In no particular order, here are some of the most notable names in modern bodybuilding:
1. Arnold Schwarzenegger
Known as the Austrian Oak, Arnold is one of the most accomplished bodybuilders of all time and has played a significant role in popularizing the sport.
2. Phil Heath
As a seven-time Mr. Olympia winner, Heath is easily one of the most impressive and accomplished bodybuilders of our time. His Olympia wins ties with that of Arnold Schwarzenegger.
3. Steve Reeves
Steve Reeves wasn’t the most prominent or most accomplished bodybuilder. But, he had impeccable symmetry and proportion that helped him land the 1950 Mr. Universe title. He later portrayed Hercules, Goliath, and Sandokan on the big screen and played a role in the popularization of bodybuilding.
4. Lee Haney
Lee Haney has an incredible eight consecutive wins of the Mr. Olympia title and is only rivaled by the next person on our list.
Ronnie has a record-tying eight Mr. Olympia wins next to Lee Haney. Known for his brute strength and incredible mass, Ronnie Coleman is one of the most recognized names in modern bodybuilding.
Jay Cutler was the primary rival of Ronnie Coleman and was the man who eventually dethroned him in 2006. If not for Coleman, Jay would have become one of the most accomplished bodybuilders of all time.
7. Dorian Yates
With six consecutive wins of the Mr. Olympia title, Dorian Yates took the bodybuilding world by storm. He quickly made a name for himself by bringing monstrous size on stage and impeccable conditioning.
8. Eugen Sandow
Often referred to as the father of modern bodybuilding, Eugen Sandow boasted an incredible physique for his time. The Mr. Olympia trophy is named after him – the Sandow trophy. It was introduced in 1977, and the first winner of it was Frank Zane.
9. Frank Zane
Despite weighing less than 200 pounds on stage, Zane won three Mr. Olympia titles and is known to have one of the most aesthetic physiques in bodybuilding history.

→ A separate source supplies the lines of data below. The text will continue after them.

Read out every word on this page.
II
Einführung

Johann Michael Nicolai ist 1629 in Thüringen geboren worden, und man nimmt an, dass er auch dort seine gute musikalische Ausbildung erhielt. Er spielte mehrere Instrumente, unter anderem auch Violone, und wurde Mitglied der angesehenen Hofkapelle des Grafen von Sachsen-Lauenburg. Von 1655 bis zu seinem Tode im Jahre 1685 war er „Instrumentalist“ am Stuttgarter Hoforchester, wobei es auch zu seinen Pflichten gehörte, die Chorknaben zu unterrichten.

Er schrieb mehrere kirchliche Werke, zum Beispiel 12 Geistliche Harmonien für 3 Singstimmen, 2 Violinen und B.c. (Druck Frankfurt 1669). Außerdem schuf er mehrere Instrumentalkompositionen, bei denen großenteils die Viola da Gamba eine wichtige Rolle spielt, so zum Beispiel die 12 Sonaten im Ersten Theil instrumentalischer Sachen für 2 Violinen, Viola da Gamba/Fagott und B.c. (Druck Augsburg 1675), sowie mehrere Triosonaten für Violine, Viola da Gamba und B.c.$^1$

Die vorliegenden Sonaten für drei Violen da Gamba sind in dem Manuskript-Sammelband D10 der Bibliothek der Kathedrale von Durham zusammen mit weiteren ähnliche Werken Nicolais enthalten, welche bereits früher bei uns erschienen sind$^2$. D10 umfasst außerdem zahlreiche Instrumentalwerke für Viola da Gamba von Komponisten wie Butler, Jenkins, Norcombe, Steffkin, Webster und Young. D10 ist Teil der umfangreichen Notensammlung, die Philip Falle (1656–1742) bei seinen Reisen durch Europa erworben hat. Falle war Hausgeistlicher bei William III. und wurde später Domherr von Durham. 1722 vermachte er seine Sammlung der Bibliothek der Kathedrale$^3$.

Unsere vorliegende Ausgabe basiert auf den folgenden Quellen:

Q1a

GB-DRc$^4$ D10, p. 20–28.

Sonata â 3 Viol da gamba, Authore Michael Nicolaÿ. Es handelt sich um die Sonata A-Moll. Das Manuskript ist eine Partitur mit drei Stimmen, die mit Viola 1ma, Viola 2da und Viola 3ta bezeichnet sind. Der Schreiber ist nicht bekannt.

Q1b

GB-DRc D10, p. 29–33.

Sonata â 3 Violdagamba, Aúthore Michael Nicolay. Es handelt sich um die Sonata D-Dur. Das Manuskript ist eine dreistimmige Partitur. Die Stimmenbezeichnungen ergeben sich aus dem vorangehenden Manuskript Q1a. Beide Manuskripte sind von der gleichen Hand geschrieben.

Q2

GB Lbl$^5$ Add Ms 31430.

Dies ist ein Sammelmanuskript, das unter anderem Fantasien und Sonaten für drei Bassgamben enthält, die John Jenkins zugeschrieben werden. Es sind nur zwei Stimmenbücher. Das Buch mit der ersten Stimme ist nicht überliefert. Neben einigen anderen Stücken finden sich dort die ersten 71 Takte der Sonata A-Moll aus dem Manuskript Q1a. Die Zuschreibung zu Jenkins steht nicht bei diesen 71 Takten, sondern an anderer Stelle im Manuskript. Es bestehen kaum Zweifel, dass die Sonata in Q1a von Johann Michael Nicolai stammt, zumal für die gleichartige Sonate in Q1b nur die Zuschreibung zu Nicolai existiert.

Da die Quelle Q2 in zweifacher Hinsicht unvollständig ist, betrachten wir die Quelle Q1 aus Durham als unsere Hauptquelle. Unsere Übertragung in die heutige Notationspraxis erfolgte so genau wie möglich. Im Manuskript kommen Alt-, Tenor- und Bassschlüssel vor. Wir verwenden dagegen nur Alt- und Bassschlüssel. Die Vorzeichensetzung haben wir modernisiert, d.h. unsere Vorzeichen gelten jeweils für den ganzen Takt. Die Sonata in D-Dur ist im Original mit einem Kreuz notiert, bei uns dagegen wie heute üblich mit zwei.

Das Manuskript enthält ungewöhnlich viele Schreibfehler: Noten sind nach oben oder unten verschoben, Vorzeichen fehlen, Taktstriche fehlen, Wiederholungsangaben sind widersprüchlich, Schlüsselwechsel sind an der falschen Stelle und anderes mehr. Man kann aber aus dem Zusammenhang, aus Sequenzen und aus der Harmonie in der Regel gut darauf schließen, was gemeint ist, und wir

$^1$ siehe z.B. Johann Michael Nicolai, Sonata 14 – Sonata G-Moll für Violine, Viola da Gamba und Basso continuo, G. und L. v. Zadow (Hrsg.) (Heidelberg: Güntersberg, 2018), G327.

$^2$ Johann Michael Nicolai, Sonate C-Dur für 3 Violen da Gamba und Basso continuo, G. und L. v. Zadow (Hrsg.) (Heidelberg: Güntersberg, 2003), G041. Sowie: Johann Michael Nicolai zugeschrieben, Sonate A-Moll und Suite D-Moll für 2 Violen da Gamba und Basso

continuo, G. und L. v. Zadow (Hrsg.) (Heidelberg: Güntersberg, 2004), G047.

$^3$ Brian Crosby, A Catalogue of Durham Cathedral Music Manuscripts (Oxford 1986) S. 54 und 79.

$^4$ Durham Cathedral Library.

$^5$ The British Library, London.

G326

Conclusion and final thoughts on bodybuilding
Bodybuilding is a huge sport, and it is here to stay. While it didn’t have the most impressive beginnings, the sport of bodybuilding has become incredibly popular and attracts thousands of individuals worldwide.
For many, bodybuilding is an art, and it’s about showing what the human body is capable of becoming. Each year, competitors push themselves to their limits to reach peak conditioning and show the world what they have.
What’s more, bodybuilding is a lot more nuanced than most people imagine. To become a successful competitor, one must gain mastery over their body and mind. Over the years, we’ve seen some incredible individuals on stage who’ve shattered our perception of what is and isn’t possible.